With a painful lurch, my soul wrenched apart, and the bonds—ah, the bonds—they shattered as every single piece of me flowed through my arms and settled into my hands. I opened my eyes. A sizzling dome encased Gideon and me. Jai and Noel stood on the other side, screaming my name. Noel was crying. Jai looked frantic.

I memorized their faces one last time and smiled as tears rolled down my cheeks. I cradled the glowing orb in my hands, my body broken and empty. Then I raised my hands and brought them down hard, forcing the light into Gideon’s chest.

For one suspended moment, I swore I saw my mother kneeling across from me, a dazzling smile on her face.

I said, “Ima?”

Then everything went white.

 

 

Chapter Twenty-Two

 

 

When I opened my eyes again, I was staring up at a blue, blue sky. The grass beneath me was soft on my cheeks, damp from morning dew. A fresh breeze ruffled my hair, scented with floral perfume. Tree branches swayed in my peripheral vision, green leaves and blossoms bursting with life.

I breathed.

Sitting up, I looked around my center. I hadn’t been here since my alter and I had merged, accepting the darkness inside us. I’d been too afraid to face the emptiness here. It seemed silly now.

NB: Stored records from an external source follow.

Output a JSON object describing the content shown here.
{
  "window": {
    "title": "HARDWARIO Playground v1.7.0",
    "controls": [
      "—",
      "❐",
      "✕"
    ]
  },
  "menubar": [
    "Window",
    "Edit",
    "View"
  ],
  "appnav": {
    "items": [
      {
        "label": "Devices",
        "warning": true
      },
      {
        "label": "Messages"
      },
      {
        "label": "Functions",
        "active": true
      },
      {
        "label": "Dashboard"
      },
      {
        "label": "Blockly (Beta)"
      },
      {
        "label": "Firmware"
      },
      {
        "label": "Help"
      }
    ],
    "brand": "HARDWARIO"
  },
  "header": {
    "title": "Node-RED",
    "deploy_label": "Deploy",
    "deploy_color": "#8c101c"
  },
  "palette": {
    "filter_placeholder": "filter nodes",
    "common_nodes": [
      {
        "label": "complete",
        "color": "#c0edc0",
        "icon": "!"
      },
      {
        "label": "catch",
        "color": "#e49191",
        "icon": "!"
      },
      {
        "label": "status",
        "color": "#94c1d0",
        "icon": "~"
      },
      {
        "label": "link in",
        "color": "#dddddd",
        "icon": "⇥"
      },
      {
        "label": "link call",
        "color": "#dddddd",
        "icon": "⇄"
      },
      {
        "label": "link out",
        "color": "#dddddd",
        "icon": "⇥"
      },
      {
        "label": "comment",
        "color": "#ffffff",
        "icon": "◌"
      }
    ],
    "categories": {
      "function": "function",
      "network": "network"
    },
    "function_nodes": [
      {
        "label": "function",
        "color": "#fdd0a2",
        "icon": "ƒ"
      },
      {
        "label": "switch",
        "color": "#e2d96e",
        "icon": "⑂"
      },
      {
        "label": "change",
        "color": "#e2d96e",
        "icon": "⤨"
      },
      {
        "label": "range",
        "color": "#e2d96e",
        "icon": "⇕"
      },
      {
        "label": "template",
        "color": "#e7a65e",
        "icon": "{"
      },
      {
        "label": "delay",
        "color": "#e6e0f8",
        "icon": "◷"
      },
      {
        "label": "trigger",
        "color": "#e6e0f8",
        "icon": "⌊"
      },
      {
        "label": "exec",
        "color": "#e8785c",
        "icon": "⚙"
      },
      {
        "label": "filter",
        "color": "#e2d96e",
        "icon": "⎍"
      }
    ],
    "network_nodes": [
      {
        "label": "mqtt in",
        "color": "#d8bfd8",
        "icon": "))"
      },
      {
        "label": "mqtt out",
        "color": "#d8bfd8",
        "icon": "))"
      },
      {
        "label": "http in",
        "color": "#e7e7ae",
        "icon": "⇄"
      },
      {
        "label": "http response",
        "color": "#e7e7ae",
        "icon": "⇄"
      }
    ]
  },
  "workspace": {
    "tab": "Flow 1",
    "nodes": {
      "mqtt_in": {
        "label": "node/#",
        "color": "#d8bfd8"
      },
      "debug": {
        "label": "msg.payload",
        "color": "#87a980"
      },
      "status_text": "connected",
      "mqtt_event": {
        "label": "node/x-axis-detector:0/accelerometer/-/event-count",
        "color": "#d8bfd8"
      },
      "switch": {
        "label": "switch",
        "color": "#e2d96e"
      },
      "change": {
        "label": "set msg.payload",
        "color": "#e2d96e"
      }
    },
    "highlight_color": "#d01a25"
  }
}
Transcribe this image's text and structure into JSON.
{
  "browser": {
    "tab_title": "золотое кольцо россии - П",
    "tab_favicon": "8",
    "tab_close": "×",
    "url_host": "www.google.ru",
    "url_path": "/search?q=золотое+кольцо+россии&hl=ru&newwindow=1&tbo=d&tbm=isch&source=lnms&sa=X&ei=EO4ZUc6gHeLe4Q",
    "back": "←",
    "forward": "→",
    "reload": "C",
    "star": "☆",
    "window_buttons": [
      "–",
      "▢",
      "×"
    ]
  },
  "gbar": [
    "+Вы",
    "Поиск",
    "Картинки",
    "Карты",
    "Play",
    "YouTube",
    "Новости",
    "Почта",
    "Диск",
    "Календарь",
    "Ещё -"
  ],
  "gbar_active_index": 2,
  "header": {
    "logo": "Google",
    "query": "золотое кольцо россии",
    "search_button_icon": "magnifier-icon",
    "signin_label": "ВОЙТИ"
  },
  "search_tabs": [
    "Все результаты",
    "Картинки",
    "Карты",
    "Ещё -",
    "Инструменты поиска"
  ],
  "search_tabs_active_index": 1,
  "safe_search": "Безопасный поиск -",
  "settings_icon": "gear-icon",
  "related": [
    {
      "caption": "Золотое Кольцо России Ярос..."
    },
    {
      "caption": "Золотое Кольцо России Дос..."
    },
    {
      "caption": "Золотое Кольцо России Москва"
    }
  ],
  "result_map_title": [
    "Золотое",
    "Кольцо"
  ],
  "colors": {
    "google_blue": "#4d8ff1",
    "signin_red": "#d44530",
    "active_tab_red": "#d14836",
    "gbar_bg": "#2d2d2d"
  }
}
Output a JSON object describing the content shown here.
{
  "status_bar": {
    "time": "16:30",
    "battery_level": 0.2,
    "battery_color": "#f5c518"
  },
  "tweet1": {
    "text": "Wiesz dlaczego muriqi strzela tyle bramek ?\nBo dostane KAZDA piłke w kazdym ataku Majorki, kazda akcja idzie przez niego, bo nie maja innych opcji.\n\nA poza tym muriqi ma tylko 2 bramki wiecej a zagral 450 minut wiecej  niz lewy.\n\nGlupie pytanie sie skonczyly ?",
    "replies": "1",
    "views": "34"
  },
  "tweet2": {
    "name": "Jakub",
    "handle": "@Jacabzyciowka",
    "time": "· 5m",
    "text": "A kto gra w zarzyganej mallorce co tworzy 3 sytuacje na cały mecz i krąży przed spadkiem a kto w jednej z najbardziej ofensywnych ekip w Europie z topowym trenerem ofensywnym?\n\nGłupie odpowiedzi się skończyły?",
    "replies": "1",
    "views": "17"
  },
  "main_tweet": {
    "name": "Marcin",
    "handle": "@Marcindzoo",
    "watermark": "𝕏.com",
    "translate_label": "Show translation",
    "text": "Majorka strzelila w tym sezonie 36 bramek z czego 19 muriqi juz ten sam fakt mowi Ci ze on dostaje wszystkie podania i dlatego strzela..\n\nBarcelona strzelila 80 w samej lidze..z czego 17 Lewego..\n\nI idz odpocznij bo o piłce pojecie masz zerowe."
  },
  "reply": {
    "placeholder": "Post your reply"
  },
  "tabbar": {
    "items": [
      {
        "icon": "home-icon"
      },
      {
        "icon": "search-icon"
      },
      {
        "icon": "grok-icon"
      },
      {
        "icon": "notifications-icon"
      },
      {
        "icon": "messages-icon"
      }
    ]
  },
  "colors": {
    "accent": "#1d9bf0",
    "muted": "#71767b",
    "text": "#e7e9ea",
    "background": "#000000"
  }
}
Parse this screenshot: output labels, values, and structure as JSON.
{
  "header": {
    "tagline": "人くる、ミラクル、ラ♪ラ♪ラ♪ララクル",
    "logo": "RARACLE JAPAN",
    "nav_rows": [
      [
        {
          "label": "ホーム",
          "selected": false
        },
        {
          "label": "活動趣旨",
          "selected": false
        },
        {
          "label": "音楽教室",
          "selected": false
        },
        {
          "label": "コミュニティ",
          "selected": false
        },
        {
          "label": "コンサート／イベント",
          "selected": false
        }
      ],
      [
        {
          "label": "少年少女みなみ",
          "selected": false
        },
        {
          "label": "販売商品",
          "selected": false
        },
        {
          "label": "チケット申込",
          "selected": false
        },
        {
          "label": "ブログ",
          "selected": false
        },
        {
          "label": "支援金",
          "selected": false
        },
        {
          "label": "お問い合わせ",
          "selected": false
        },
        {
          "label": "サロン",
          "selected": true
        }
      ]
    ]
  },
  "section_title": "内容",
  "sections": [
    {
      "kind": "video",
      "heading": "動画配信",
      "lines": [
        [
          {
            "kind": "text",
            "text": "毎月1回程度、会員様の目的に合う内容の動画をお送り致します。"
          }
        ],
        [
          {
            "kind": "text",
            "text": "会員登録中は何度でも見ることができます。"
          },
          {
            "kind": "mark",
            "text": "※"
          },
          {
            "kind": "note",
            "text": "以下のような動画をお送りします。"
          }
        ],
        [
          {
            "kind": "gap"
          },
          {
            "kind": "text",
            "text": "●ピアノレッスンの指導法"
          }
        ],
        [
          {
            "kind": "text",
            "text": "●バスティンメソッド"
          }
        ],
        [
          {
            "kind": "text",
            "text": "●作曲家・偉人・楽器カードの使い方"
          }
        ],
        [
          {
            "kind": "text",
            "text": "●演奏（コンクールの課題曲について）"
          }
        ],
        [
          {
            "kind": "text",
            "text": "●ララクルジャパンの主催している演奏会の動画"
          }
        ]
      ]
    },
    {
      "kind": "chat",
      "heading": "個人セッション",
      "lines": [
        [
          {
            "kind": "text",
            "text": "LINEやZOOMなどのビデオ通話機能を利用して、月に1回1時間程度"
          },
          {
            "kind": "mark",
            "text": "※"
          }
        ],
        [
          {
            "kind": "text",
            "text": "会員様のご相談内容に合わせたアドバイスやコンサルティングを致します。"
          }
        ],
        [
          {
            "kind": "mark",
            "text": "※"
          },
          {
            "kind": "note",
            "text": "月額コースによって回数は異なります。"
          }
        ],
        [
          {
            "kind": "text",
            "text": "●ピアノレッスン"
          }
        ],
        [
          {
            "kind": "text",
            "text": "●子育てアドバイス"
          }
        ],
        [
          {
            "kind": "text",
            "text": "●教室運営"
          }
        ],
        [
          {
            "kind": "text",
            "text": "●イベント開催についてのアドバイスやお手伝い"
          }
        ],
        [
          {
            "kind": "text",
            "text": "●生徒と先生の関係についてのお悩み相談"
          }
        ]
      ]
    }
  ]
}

My tree was healthy and vibrant, ribbon and rope coiling around the trunk. A ring of white fire that didn’t burn encircled the circumference of the tree. Blackbirds sang their songs from within the forested branches. A flower garden danced in the breeze.

And sitting across from me, legs folded criss-cross applesauce, was a child. A little boy no older than ten sat with his elbows digging into his knees, face cradled in his hands. He watched me with big, bright eyes. His skin was brown, hair black, eyes dark as the earth. He smiled, showing off a gap in his front teeth.